300 Jahre Bocksbeutel im Bürgerspital Würzburg
Der BOCKSBEUTEL: ein außergewöhnliches Markenzeichen!
In jeder spannenden Story tauchen Kriminelle auf, denen das Handwerk gelegt und der Weg frei für´s Happy End wird. So ähnlich war es wohl im Jahre 1726. Die Kriminellen – die Wirte, das Objekt der Begierde – der Steinwein und das Ende – ein Markenzeichen, das heute noch seines Gleichen sucht.
Im Jahre 1726 wurde vom Würzburger Stadtrat niedergeschrieben: „Weil durch böswillige Machenschaften die Wirte in Stadt und Land leichte und weniger gute Weine unter die edelsten Weine, insbesondere den Steinwein mischten, entstand seit längerer Zeit Schaden im Weinhandel.“
Bocksbeutel mit Schulterwappen
Auf Anordnung des damaligen Fürstbischofs von Würzburg, Christoph Franz von Hutten, ließ der Würzburger Stadtrat im Keller des Bürgerspitals die ersten Steinweine vom Jahrgang 1718 „in gläsernem Geschirr mit 1 Maß Inhalt abfüllen“. Das „Geschirr“ war der Bocksbeutel, der mit dem Stadtsiegel versehen das „treffliche heimische Gewächs wieder in Ehren“ bringen sollte. Fälschungen waren daraufhin ausgeschlossen, der Weinpreis verfünffachte sich. Diese besondere Flaschenform wurde meist mundgeblasen hergestellt. Erst Ende des 19 Jh. gab es in Glashütten erste technische Lösungen für größere Produktion.

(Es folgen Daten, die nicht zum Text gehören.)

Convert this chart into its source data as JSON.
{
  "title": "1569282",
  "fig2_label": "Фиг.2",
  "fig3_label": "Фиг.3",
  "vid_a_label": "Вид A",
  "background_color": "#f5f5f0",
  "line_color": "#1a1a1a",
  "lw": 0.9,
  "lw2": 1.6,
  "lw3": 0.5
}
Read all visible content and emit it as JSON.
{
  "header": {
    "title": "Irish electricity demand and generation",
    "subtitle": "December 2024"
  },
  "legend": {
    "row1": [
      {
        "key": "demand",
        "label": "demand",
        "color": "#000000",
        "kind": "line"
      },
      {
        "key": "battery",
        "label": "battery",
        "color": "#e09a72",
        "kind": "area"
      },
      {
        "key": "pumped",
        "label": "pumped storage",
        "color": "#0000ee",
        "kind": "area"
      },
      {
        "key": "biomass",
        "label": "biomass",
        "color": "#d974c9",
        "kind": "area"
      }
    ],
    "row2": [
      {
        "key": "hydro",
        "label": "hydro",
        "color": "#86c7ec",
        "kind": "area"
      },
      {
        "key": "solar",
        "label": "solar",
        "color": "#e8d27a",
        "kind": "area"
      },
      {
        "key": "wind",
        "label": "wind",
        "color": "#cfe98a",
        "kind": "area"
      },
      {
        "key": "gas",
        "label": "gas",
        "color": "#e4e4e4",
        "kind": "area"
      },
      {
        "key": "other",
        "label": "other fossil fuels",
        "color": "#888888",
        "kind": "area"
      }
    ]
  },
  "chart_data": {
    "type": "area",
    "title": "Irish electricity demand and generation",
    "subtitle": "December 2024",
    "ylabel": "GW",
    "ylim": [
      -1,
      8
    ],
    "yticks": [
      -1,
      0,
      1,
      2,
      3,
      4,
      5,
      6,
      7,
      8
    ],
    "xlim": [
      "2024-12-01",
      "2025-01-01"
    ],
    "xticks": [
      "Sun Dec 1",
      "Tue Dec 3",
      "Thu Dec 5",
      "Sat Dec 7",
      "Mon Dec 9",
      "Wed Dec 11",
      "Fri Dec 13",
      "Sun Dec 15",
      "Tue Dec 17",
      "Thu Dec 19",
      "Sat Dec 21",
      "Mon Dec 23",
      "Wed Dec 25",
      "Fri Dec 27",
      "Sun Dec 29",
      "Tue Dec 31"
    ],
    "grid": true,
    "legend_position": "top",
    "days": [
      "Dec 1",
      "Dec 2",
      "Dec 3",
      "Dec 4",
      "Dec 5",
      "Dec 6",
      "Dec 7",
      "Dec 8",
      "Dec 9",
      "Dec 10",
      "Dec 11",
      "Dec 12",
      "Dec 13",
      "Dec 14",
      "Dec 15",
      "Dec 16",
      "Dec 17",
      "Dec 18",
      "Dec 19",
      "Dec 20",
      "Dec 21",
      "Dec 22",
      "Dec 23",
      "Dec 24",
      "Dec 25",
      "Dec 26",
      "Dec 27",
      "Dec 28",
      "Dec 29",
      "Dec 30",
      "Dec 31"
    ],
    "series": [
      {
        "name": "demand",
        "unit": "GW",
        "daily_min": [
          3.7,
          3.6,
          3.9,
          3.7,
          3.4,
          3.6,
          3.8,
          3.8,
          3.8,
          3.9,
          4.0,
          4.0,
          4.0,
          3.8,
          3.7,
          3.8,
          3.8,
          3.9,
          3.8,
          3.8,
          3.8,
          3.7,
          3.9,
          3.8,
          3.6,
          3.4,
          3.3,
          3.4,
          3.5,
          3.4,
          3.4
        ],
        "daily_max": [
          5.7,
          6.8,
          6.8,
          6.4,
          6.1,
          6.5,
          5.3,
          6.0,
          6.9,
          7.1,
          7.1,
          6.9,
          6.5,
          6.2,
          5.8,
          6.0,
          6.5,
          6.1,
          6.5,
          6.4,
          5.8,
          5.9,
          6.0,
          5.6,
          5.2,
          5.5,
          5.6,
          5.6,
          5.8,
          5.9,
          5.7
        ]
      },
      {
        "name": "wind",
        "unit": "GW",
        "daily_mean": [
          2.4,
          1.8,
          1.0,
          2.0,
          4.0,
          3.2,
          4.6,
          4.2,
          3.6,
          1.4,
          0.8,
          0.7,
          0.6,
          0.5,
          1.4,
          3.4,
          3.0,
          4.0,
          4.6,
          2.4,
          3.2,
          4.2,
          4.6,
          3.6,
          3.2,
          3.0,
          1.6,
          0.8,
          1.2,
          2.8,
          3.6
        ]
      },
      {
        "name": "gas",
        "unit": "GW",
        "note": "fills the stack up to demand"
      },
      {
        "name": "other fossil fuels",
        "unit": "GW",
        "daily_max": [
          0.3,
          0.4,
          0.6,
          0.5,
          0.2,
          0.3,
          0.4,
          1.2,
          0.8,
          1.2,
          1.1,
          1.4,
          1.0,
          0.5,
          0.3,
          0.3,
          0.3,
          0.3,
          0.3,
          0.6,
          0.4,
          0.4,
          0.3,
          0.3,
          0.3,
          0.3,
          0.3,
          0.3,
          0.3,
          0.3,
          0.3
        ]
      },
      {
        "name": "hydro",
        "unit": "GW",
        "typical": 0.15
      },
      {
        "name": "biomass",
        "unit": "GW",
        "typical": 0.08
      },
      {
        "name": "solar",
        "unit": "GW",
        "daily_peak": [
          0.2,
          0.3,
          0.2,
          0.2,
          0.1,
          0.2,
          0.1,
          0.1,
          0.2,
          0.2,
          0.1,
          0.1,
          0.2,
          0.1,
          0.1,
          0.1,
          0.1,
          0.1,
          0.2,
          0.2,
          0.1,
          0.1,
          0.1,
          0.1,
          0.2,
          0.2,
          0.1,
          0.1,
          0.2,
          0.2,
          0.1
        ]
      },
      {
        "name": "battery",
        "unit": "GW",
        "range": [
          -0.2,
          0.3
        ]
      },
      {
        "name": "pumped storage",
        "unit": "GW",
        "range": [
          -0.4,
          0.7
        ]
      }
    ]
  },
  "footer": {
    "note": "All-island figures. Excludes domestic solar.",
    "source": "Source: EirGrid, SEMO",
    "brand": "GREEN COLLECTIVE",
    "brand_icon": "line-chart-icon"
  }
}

Seit dem historischen Moment vor 300 Jahren gilt das Bürgerspital Weingut als die Wiege des Bocksbeutels. Es war die Geburtsstunde eines unverwechselbaren Markenzeichens fränkischen Weins und zugleich ein Qualitätsversprechen, das auch zukünftig im Bürgerspital Bestand haben wird!

Sonderbocksbeutel zum Jubiläeum
Exklusiv zum Jubiläum hat das Weingut einen Sonderbocksbeutel kreiert: Das 300-Jahre-Logo und das Etikett sind in Goldfarben auf dem Glas eingebrannt. Der Inhalt ist ebenso besonders: ein 2025er Silvaner aus der Würzburger Abtsleite, eine VPD.ERSTE LAGE®, vielschichtig, elegant und geprägt von feinen Fruchtaromen. Auch zahlreiche Veranstaltungen und Führungen begleiten das Jubiläumsjahr. Übrigens: Der Name „Bocksbeutel“ stammt mit großer Wahrscheinlich von dem Wort „Bugsbeutel“ ab, einer Art Feldflasche, die am „Buggert“, also am Bauch getragen wurde. Eine weitere Annahme ist die des „Bookesbeutels“, was aus dem Niederdeutschen übersetzt „Gebetsbeutel“ heißt.